J'ai toujours écrit, depuis ma plus tendre enfance. Mais jamais je ne me suis servie de mes mots pour raconter ma vie. D'ordinaire, j'invente des histoires, je les construis de toutes pièces, les structure et les façonne pour moins me sentir seule. Je laisse mon imagination vagabonder au gré du vent et de ma créativité, tandis que des personnages apparaissent à mes côtés, et que je créais des mondes parallèles, et des histoires à couper le souffle. Avant, c'était juste pour m'endormir plus facilement le soir, mais petit à petit, à force de lire des livres, j'ai eu envie de les écrire à mon tour.
Je n'ai pas un talent d'écriture hors norme, mais j'aime bien m'atteler à cet exercice.
Une fois, j'en avais parlé avec Tristan, mon « petit copain » de CM1, et il n'avait pas compris pourquoi « je me prenais la tête à faire ces choses à la con ». Il était vulgaire pour son âge.

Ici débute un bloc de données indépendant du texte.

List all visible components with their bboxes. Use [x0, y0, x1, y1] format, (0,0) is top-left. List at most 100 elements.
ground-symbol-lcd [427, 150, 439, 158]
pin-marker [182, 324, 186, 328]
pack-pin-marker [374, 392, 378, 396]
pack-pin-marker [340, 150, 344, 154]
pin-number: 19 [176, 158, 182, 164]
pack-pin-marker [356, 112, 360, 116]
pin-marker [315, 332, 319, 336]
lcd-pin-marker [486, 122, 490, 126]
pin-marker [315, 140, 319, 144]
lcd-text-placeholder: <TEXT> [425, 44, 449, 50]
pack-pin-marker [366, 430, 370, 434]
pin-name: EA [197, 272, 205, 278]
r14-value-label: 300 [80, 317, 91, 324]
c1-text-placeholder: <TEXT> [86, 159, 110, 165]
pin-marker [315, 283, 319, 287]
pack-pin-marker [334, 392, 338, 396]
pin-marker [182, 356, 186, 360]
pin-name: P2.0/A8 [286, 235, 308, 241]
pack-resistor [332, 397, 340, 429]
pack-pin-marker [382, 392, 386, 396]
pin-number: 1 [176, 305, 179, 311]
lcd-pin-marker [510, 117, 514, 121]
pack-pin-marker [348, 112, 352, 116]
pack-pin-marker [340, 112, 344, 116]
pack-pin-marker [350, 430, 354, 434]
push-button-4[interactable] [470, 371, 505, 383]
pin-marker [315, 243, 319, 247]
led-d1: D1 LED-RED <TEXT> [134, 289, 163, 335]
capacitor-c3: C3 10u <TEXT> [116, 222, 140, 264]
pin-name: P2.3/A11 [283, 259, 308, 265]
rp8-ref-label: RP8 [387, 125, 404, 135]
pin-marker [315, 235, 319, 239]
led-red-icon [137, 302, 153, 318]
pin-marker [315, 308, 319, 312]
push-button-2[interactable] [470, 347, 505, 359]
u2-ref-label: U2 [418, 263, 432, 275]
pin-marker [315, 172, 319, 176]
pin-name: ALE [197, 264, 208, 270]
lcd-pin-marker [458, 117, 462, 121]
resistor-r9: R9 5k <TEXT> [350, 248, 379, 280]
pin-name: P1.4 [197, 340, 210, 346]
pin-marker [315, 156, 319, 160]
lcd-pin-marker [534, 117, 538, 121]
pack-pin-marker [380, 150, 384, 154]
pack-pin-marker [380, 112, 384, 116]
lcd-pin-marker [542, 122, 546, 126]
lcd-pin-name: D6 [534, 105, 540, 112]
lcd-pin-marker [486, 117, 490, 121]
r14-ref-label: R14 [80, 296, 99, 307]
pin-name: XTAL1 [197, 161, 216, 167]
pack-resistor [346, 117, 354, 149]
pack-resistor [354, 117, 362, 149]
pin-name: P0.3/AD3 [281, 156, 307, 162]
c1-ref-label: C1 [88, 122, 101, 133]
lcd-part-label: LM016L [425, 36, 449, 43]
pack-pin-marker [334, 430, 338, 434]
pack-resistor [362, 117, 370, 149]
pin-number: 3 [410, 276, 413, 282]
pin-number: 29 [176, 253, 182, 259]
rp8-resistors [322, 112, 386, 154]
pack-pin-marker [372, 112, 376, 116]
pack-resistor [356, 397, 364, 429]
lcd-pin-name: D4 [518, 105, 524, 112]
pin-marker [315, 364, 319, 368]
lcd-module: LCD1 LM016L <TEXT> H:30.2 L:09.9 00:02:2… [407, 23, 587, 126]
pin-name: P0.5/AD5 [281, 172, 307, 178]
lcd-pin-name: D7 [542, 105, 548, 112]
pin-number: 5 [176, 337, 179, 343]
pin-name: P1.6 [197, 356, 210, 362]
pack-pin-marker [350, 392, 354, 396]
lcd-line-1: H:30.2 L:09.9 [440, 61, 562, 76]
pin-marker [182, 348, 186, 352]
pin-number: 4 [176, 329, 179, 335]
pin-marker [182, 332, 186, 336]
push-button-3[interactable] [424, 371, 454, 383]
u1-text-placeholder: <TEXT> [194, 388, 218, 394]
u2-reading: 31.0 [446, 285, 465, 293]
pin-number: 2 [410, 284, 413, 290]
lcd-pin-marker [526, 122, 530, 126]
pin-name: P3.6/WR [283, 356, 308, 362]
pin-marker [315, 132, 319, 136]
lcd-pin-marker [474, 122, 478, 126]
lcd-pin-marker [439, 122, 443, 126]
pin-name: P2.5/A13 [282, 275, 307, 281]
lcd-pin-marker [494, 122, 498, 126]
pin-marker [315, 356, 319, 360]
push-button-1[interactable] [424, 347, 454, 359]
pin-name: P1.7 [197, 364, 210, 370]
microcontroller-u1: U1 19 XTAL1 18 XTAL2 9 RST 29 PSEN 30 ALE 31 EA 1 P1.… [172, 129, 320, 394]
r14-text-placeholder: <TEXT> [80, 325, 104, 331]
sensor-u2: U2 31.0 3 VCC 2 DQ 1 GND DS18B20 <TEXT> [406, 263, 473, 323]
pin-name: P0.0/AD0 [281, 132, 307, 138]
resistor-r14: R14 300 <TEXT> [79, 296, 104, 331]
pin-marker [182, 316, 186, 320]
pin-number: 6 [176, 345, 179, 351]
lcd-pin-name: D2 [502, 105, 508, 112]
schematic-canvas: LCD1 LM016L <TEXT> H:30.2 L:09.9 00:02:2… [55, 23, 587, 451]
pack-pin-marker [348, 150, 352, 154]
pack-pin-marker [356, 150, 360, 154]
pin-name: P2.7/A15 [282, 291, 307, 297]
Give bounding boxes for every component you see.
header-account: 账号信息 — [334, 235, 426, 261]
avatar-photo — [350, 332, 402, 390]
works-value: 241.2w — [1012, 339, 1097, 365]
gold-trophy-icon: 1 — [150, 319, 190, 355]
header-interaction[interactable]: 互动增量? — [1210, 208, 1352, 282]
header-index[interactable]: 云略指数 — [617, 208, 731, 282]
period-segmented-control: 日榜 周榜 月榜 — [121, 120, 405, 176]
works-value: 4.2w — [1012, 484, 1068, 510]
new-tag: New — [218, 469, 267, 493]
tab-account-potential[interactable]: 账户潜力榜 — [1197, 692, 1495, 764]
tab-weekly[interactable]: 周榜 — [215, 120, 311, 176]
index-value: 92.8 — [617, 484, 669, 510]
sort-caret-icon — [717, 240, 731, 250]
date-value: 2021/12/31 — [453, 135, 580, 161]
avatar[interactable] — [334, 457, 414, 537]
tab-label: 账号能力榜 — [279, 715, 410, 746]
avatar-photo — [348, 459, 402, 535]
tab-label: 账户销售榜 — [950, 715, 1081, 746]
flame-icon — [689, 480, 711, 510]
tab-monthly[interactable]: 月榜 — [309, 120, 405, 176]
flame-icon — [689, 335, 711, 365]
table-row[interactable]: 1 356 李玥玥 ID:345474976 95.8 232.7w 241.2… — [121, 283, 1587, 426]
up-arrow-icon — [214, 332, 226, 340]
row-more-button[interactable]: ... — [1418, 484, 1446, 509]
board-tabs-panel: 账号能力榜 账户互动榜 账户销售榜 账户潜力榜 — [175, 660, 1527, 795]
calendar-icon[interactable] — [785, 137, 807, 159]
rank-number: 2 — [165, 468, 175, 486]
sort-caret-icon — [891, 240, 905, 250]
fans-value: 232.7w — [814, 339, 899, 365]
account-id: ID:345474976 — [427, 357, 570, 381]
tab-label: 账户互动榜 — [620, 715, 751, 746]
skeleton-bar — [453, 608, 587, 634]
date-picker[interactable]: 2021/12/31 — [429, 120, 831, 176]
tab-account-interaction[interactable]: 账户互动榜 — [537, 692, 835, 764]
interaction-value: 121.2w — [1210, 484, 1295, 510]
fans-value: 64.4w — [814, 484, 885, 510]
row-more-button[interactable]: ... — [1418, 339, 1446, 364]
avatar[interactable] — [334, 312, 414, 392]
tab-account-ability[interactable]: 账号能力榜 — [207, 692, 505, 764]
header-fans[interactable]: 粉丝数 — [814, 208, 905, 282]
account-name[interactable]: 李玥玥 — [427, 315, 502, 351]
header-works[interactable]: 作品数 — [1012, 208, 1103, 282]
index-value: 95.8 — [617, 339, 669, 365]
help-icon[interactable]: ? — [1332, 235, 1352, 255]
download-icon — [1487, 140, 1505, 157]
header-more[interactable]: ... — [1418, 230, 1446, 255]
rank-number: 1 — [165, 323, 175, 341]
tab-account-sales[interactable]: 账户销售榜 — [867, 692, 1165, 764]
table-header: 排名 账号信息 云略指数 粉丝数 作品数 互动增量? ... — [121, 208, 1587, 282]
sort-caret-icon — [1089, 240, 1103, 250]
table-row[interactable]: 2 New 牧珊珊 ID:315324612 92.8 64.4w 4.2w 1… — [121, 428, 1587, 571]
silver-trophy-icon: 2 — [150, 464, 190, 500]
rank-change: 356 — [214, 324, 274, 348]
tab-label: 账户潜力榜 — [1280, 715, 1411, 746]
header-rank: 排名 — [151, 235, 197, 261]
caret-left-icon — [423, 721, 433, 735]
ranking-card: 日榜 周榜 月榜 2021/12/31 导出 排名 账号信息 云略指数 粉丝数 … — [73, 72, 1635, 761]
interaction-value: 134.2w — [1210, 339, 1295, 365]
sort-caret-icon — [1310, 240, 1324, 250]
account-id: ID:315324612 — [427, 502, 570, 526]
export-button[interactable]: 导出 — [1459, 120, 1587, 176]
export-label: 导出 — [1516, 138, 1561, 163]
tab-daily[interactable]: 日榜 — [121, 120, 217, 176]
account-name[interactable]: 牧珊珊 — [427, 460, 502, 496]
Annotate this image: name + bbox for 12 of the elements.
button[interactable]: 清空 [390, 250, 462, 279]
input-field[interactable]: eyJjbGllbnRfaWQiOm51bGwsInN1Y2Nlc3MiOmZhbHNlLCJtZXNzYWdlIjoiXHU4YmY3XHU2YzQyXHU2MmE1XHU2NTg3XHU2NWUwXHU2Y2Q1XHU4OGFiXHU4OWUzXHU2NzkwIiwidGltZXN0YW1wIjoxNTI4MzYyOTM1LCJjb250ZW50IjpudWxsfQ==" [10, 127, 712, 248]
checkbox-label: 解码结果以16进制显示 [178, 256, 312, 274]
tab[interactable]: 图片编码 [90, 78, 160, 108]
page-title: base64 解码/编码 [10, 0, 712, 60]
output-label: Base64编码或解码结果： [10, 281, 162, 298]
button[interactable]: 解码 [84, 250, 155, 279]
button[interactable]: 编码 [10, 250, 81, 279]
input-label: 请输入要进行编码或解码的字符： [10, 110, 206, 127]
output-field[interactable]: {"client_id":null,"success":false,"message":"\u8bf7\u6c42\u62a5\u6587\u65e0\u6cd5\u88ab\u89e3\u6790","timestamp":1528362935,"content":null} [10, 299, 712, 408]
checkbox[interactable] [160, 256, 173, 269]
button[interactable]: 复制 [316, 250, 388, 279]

Toujours est-il que personne ne comprend. Les gens me regardent faire, et derrière leurs sourires faussement amusés ou intrigués, ils me jugent, me critiquent, me dévisagent, et toute once de compréhension s'envole.
Oui, j'ai 11 ans, et je parle mieux que certains adultes.
Oui, j'ai 11 ans et j'écris mieux que certains adultes.
Oui, j'ai 11 ans et je lis la plupart de mon temps.
Oui, j'ai 11 ans et j'adore apprendre, étudier, et me rendre à l'école.
Oui, j'ai 11 ans et je n'ai pas beaucoup d'amis, et ceux-ci ne sont pas toujours gentils avec moi.
Oui, je fatigue les gens. Je m'en rends bien compte, je ne suis ni aveugle ni absurde. Mais c'est plus fort que moi. J'ai pas envie de devoir me brider ou cacher une partie de ma personnalité pour leur plaire, pour leur faire plaisir. S'ils ne m'aiment pas, et bien tant pis !
Aujourd'hui, j'ai rencontré mes profs. Ils ont l'air gentils, sauf le prof de techno, qui renvoie une image particulièrement froide, le prof de physique, qui a l'air bizarre, et le prof d'art plastique qui m'a un peu fait peur avec ses cheveux, ses yeux et sa tenue tout noirs. On dirait qu'il revient d'un enterrement. Ma prof de français, par contre, a l'air gentille ! Et c'est sans parler de ma prof d'anglais.
J'ai hâte de voir où tout ça va nous mener... en tout cas, j'espère que les choses vont s'améliorer.
Bon allez, il faut que j'y aille : maman m'appelle, et si je ne viens pas, je sens que je vais me faire taper sur les doigts. Je dois aller mettre la table. On se retrouve bientôt.